We're always happy when Laura quits juggling chainsaws long enough to share a blog!

By Laura Drake

What is theme? You can read the whole definition here, but the gist is: it’s a common thread or repeated idea that is incorporated throughout a literary work.

Why use theme? Here's a great article that explains, but the bottom line is that it helps the reader connect to your characters. These are common threads of the human experience; subjects that everyone has had to confront in their lives.

Following are some examples (you can read the full article here.)

  • Love
  • Loss
  • Good vs Evil
  • Coming of Age
  • Friendship

I was reading an article in the RWR yesterday by Claudia Welch, concerning using theme in writing. when it occurred to me.

We all have a theme in our lives – a thread at our core we keep returning to, because the complexity fascinates us.

I’m not even sure that we choose it; it’s a result of our life experiences, the conclusions we draw from them. They shape the paths we choose to walk.

I think authors are lucky; we get to create characters to work out issues in our own lives, to our better satisfaction. When you do that, you can’t help but confront the themes of your life.

Until today, I thought the theme that I explored in my writing was one of running. It makes sense I’d think that, since:

  • My first novel was about an itinerant building contractor, trying to outrun nightmares on her motorcycle.
  • My second novel involved a woman just released from prison for a crime she didn’t commit, who leaves her Yuppie lifestyle behind to become a groom on a horse ranch.
  • My third novel was about a woman who retreats into Valium addiction when her young son is killed in an accident.

Yes, the idea of running threads through them all, but I realized today that it’s not my theme.

The protagonists in all my books begin by running, but that isn’t the story. The story takes place when they stop running – and turn to face whatever it is they’re running from.

I’m endlessly fascinated by people's bravery in confronting and slaying their demons.

I realized my theme is integrity.

What about you? What is your life’s theme?

0 comments on “Life’s Theme”

  1. Great post, and I love your theme. Integrity. Awesome.
    It's cool, how we have a theme to our life and build that theme into our work without realizing it. Last year, at a local publisher's request, I put together a collection of short stories. I'd already had a few shorts pubbed, had a few works that needed revision, a few ideas to develop and a few new ideas to come up with.
    Once I pulled together 16 polished shorts, the publisher asked for a synopsis. For my short story collection? ERK.
    I already had two novels under my belt, and thought one was about coming to terms with one's past and the other, a middle grade, I could have sworn was about bullying.
    After looking at common threads in the shorts, (picture Winnie-the-Pooh, think-think-think) I realized the running theme in all my work, including the middle grade, is forgiveness.
    Now to think of the ways forgiveness plays its part in my life.

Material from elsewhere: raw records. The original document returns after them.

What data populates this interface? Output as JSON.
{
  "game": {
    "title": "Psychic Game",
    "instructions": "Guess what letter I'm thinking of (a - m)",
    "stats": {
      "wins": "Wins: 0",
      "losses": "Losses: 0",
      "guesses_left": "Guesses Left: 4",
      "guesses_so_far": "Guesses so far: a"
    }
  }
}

    1. Sherry, Forgiveness is a great one! I have it in my books too. It's wonderful, because it's multi-faceted. There's forgiveness of others, AND forgiveness of self. Related, but different too. Lots of layers there!

  2. This is actually a really cool idea to think about. I'm working on my first young adult novel and it's very rejuvenating to think of a theme not as necessarily the problem characters face, but the outcome the author helps them to realize. I pretty much considered my theme to be about beauty, but after reading this post I can see how self confidence and self love would also easily fit my theme framework. I'm always glad to read something that helps develop my skills as a writer so thanks!

    1. Themes are deep-seated -- part of the human conciousness -- universal. And they usually involve pain of some kind. That's why they're so facinating. After all, we're all trying to avoid it, and it's inspiring to read about how others did it, Saber.

      Keep digging, until you find that kernal underneath the beauty -- it took me years to find it!
      One of those things you look at once you solved it, and say, "Jeez, of course! Why didn't I see that earlier!"

    1. Ella, in every good novel, there's change -- there's no character arc without change, right?
      But look at your completed works - is there anything in the change that is recurring? If you can't see anything (and I was blind to mine for years!)
      Look at themes in YOUR life, and see if they hint at any themes in your writing.

      So cool, how we learn more about ourselves from our own writing!

  3. I think the theme in the current WIP is change. Both my characters are changing I hope. I think. Great post and thank you for the idea of what to look for in our writing and life.

  4. Laura, great post as always !! I think there is an underlying theme of "vindication" for my main characters ... whether for themselves or fighting for others.

    A boomer throw back perhaps or my version of fighting windmills 🙂

  5. I always end up with a theme but I really don't start out knowing what it's going to be. Somewhere almost half way through the book I see the repetition of issues and I have an ah ha moment. Maybe that's not the right way to write but if I had to start out with a concrete theme, I might never get started. 🙂 I do however always know my characters well before a word goes down on the page so perhaps I only think I don't the theme. I bet there's lots of writers out there like me. 🙂

  6. The theme in my life is definitely self-knowledge. Consequently that is also the theme in all my books, I write for children and the format is consistently 'the quest' which is a metaphor for self-knowledge... 🙂

  7. I'll have to pull a Winnie the Pooh and think-think-think about my themes. Part of me wonders if I don't really want to know...

    1. HA! You're so right, Christy! But denial is fruitless - you're an author - if you could stop thinking about this stuff, you'd be an accountant or something! Right?

  8. If I remember right, Stephen King said that it's better NOT to think about a theme before writing a book, but that the theme will emerge at the end on its own. I find that to be true.

    In my current WIP my theme is loss. Loss of family, loss of faith, loss of home. And at the end, my heroine realized that home is where one is happy.

    In my own life, concurrently, I live outside my country, far from my family. I think my personal theme crisscrosses with my fictitious one.

    1. There you go, Carole! I think we choose the themes, most often subconsciously, to work the problem to a better place in our own heads. Sure works for me, anyway.

    2. I don't think Stephen King was the only author to say that, so there must be something to it. It's a more rewarding process if I discover the theme as I write instead of before I begin.

  9. If you look deep down into my books it's almost always shame and the goal of self-love. I might bury it under a bunch of other stuff, but that's the heart of it.